Incontinent, les chefs des quarante-huit sections reçoivent l'ordre de faire battre la générale et de faire proclamer le décret dans tous les quartiers de Paris. Pendant ce temps-là, Bonaparte se rend à cheval aux Tuileries, suivi d'un nombreux cortège de généraux et de soldats.

9 heures
Admis avec son état-major dans le conseil des Anciens, il leur parle. Cette allocution, au moins singulière, pour ne pas dire plus, fut accueillie par de nombreux applaudissements, et le nouveau commandant général alla passer la revue des troupes.
Par ses ordres 10.000 hommes, commandés par le général Lannes, occupèrent les Tuileries ; les postes du Luxembourg, de l'École militaire, du palais des Cinq-Cents (Palais Bourbon), des Invalides, furent confiés à la garde des généraux Milhaud, Murat, Marmont, Berruyer.
Le général Lefebvre conserve le commandement de la 17e division militaire, et Moreau lui-même accompagne Bonaparte en qualité de son aide-de-camp.
Au palais du Luxembourg, les directeurs Louis Gohier et Jean-François Moulin constatent qu'ils sont abandonnés par les trois autres et « gardés » par le général Moreau. Ces diverses mesures furent prises avec tant d'adresse et de promptitude que, dès les dix heures du matin, le pouvoir des directeurs s'était évanoui comme une ombre.
Emmanuel-Joseph Sieyès et Roger Ducos, qui avaient été initiés dans les mystères du complot, se rendirent comme de simples citoyens dans le conseil des Anciens.
Barras, Gohier et Moulins voulurent d'abord faire quelque résistance, ils firent appeler le général Lefebvre pour lui donner des ordres. Celui-ci leur répondit, qu'en vertu du décret, il ne connaissait d'autre supérieur que le général Bonaparte.
Enfin, Bonaparte, entouré d'une foule de généraux et de soldats, s'adressant indirectement aux membres du pouvoir exécutif, les apostropha dans la salle du Conseil (des Anciens) par ces mots foudroyants.

11 heures
Dans le jardin des Tuileries, Napoléon Bonaparte apercevant Botot, le secrétaire de Paul Barras, lui adresse une allocution restée célèbre : « Qu'avez-vous fait de cette France que je vous avais laissée si brillante ? »

Midi
Le Conseil des Anciens se réunit au palais Bourbon (actuelle Assemblée nationale). Le président Lucien Bonaparte lit le décret de transfert à Saint-Cloud. Les Jacobins protestent en vain. Au palais du Luxembourg, Paul Barras signe sa démission. Emmanuel-Joseph Sieyès et Roger Ducos ont donné la leur.

14 heures
Napoléon Bonaparte et son état-major font garder par les troupes les points stratégiques de Paris et de la route de Saint-Cloud. Paris reste calme. La vie y continue comme à l'ordinaire.
Le directeur Moulin avait proposé à ses collègues de s'emparer de Bonaparte et de le faire fusiller, mais il apprit bientôt que l'exécution d'un coup si hardi n'était plus en son pouvoir ; un détachement envoyé autour du Luxembourg lui fit abandonner son projet. La propre garde du Directoire se mit, de son propre mouvement, à la disposition du héros de l'Italie et de l'Égypte, et les directeurs s'estimèrent heureux qu'on leur permît d'aller finir leurs jours dans l'obscurité et la retraite.

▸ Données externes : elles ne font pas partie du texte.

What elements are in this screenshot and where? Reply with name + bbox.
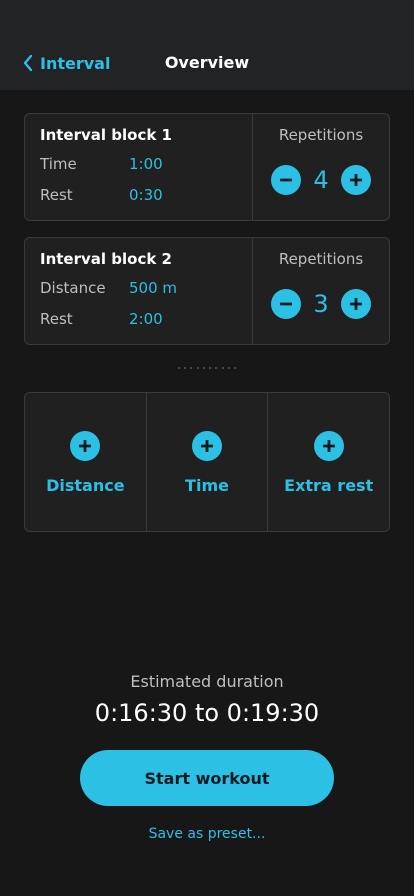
block-title: Interval block 2 — [40, 250, 172, 268]
plus-circle-icon — [70, 431, 101, 461]
minus-icon — [280, 178, 292, 182]
drag-handle[interactable] — [178, 367, 236, 370]
start-workout-button[interactable]: Start workout — [80, 750, 334, 806]
block-details: Interval block 1 Time 1:00 Rest 0:30 — [25, 114, 253, 220]
add-option-label: Distance — [46, 476, 125, 495]
add-extra-rest-button[interactable]: Extra rest — [267, 393, 389, 531]
increment-button[interactable] — [341, 289, 371, 319]
plus-icon — [350, 174, 362, 186]
block-row-distance: Distance 500 m — [40, 276, 252, 300]
row-key: Rest — [40, 186, 73, 204]
page-title: Overview — [164, 53, 250, 72]
add-distance-button[interactable]: Distance — [25, 393, 146, 531]
repetitions-count: 4 — [313, 166, 329, 194]
plus-icon — [322, 440, 335, 452]
repetitions-label: Repetitions — [278, 126, 364, 144]
repetitions-panel: Repetitions 3 — [253, 238, 389, 344]
plus-circle-icon — [192, 431, 222, 461]
estimated-duration-label: Estimated duration — [130, 672, 284, 691]
plus-icon — [201, 440, 213, 452]
repetitions-label: Repetitions — [278, 250, 364, 268]
interval-block-2[interactable]: Interval block 2 Distance 500 m Rest 2:0… — [24, 237, 390, 345]
row-key: Rest — [40, 310, 73, 328]
repetitions-stepper: 3 — [271, 289, 371, 319]
minus-icon — [280, 302, 292, 306]
add-option-label: Time — [185, 476, 229, 495]
row-key: Distance — [40, 279, 106, 297]
add-block-options: Distance Time Extra rest — [24, 392, 390, 532]
add-option-label: Extra rest — [284, 476, 374, 495]
decrement-button[interactable] — [271, 289, 301, 319]
repetitions-count: 3 — [313, 290, 329, 318]
block-row-rest: Rest 2:00 — [40, 307, 252, 331]
plus-circle-icon — [313, 431, 344, 461]
decrement-button[interactable] — [271, 165, 301, 195]
plus-icon — [79, 440, 92, 452]
block-title: Interval block 1 — [40, 126, 172, 144]
overview-screen: Interval Overview Interval block 1 Time … — [0, 0, 414, 896]
row-value[interactable]: 1:00 — [129, 152, 163, 176]
row-value[interactable]: 0:30 — [129, 183, 163, 207]
row-key: Time — [40, 155, 77, 173]
block-row-time: Time 1:00 — [40, 152, 252, 176]
row-value[interactable]: 500 m — [129, 276, 177, 300]
save-preset-link[interactable]: Save as preset... — [0, 824, 414, 844]
block-row-rest: Rest 0:30 — [40, 183, 252, 207]
row-value[interactable]: 2:00 — [129, 307, 163, 331]
estimated-duration-value: 0:16:30 to 0:19:30 — [94, 699, 320, 727]
block-details: Interval block 2 Distance 500 m Rest 2:0… — [25, 238, 253, 344]
add-time-button[interactable]: Time — [145, 393, 268, 531]
top-bar: Interval Overview — [0, 0, 414, 90]
repetitions-panel: Repetitions 4 — [253, 114, 389, 220]
repetitions-stepper: 4 — [271, 165, 371, 195]
increment-button[interactable] — [341, 165, 371, 195]
plus-icon — [350, 298, 362, 310]
interval-block-1[interactable]: Interval block 1 Time 1:00 Rest 0:30 Rep… — [24, 113, 390, 221]
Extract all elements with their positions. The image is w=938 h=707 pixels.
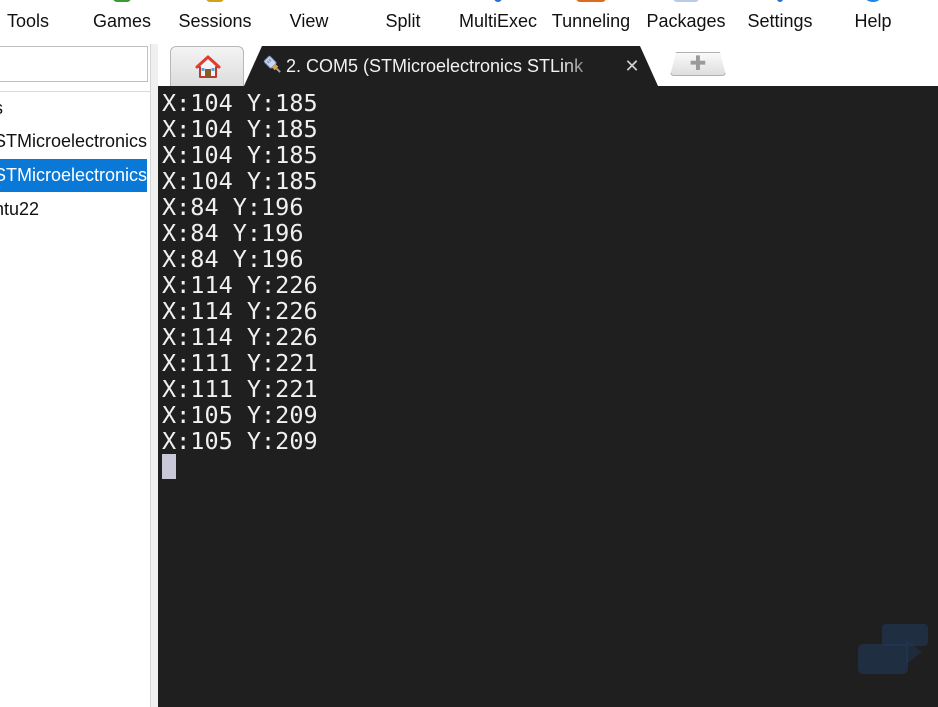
toolbar-settings-label: Settings <box>747 11 813 31</box>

10 novembre 1799 - 19 brumaire an VIII
8 heures
Les députés, souvent accompagnés de leur famille, gagnent Saint-Cloud où l'animation est grande. Dans le parc, bivouaquent la garde du Conseil et une dizaine de compagnies de la 79e demi-brigade. Le général Jean Mathieu Philibert Sérurier, est chargé de la « protection » des Conseils. Dans le château, les ouvriers se dépêchent de disposer les bancs, les tribunes, les tentures. Au premier étage de l'aile droite du château, la galerie d'Apollon sert de salle de délibérations au Conseil des Anciens. Faute d'autres grandes salles, le Conseil des Cinq-Cents siège dans l'Orangerie, au rez-de-chaussée, bâtiment perpendiculaire au corps du château.

9 heures 30 ; Paris
Rue de la Victoire, Napoléon discute avec les officiers et les civils importants chargés de l'opération. Le succès n'apparaît pas certain.

11 heures ; Paris
Escorté par un détachement de cavalerie, Napoléon Bonaparte part pour Saint-Cloud.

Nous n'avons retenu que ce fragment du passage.